Pulmonary hypertension: New drugs improve quality of life

Today help is often available for those suffering from high blood pressure in the pulmonary circulation (pulmonary arterial hypertension/PAH). New drugs — so-called endothelin receptor antagonists — make it possible to alleviate the symptoms, improving patients' physical strength and quality of life.

Photo: Pulmonary hypertension: New drugs improve quality of life

„High lung pressure is characterised by a gradual, insidious onset of symptoms, which are non-specific to start with. Which is why PAH is often not recognized straight away,” explains David Pittrow, associate professor at the University of Dresden. Patients experience weakness and fatigue, as well as breathing difficulties after physical activity. Further symptoms such as fainting and swelling in the legs can point to PAH. Not only adults suffer from the condition, but also children with congenital heart disease. As with many chronic diseases, there is currently no permanent cure, but many symptoms can be treated effectively. Besides lowering blood pressure, the most important goal of treatment is to improve the supply of oxygen, thereby increasing physical strength.

The common denominator in all forms of PAH is a narrowing of the blood vessels in the lung. Endothelin-1, a hormone released by the endothelium, the inner lining of the arteries, is considered to be an important factor in the disease. It is, says Pittrow, the most potent vasoconstrictor, i.e. constrictor of the blood vessels, in the human body. Substances such as bosentan, sitaxentan and ambrisentan have the opposite effect. They block the action of endothelin-1 by binding to the receptor sites – they are endothelin receptor antagonists.

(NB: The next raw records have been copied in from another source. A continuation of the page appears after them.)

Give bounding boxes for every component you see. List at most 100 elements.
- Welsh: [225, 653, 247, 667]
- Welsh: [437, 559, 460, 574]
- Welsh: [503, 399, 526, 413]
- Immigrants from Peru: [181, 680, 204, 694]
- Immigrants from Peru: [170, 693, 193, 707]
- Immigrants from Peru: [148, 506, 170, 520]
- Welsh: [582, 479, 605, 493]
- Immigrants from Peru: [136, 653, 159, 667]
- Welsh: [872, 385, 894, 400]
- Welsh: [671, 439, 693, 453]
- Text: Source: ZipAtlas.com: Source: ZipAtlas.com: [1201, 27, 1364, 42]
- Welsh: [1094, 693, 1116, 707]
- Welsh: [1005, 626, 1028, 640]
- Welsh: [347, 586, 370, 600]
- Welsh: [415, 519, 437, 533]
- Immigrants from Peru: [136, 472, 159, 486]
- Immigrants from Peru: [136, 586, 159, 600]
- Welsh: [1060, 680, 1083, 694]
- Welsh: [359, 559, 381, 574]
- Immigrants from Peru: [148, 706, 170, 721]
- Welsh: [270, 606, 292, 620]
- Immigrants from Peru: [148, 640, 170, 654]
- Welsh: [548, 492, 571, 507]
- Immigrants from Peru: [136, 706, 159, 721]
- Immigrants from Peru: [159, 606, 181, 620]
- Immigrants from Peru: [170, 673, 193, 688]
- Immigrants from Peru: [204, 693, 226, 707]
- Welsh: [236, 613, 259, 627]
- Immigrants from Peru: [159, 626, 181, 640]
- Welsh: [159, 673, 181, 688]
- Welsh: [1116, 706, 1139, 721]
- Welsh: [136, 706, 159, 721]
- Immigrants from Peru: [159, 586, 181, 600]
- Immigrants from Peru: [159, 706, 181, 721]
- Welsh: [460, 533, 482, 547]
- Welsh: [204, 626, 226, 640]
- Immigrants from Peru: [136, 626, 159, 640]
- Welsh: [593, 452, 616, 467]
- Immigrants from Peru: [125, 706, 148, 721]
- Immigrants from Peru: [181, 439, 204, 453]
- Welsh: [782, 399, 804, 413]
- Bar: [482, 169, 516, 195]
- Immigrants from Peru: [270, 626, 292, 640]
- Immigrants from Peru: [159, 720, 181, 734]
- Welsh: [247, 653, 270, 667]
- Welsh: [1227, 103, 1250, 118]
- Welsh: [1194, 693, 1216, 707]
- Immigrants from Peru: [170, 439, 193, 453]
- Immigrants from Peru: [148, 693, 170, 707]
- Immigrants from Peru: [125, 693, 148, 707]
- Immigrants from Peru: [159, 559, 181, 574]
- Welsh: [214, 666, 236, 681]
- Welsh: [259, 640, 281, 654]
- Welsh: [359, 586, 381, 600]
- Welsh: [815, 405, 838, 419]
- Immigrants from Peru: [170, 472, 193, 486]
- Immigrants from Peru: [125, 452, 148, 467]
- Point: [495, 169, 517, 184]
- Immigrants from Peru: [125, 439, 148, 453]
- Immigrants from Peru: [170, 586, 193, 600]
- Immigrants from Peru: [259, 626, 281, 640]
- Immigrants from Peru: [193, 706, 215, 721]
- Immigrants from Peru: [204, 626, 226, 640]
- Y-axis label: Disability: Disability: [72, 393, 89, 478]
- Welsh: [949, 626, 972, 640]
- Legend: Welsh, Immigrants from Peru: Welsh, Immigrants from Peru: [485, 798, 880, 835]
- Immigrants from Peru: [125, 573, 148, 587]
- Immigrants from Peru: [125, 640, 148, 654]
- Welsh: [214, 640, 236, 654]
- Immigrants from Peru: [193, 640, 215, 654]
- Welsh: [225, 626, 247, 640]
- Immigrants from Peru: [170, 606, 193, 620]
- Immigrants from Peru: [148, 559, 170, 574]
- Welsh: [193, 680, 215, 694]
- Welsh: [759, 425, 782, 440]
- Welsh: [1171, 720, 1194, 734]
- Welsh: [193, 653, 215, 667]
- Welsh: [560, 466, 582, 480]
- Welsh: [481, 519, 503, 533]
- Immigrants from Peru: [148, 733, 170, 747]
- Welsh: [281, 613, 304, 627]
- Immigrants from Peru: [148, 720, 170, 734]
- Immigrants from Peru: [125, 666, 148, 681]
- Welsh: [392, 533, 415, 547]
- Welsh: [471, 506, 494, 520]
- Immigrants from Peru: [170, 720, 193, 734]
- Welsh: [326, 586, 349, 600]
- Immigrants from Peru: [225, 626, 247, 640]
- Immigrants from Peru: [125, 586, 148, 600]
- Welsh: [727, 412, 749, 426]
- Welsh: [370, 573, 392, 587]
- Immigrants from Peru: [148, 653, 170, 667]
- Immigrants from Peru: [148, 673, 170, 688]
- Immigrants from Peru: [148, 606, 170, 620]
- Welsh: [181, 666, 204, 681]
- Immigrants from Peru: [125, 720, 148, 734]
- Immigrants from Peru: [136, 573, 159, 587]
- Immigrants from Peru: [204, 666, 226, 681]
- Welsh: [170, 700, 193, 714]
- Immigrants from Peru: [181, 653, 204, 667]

„Because there are other drugs available for treating PAH besides the three endothelin receptor antagonists, doctors now have a better chance of effectively treating this disease,” says Pittrow, adding that it is difficult to predict which drug, or which combination of drugs, will work best for the individual patient. That is why experts from Hanover and Dresden set up the CompERA-XL patient register in 2007.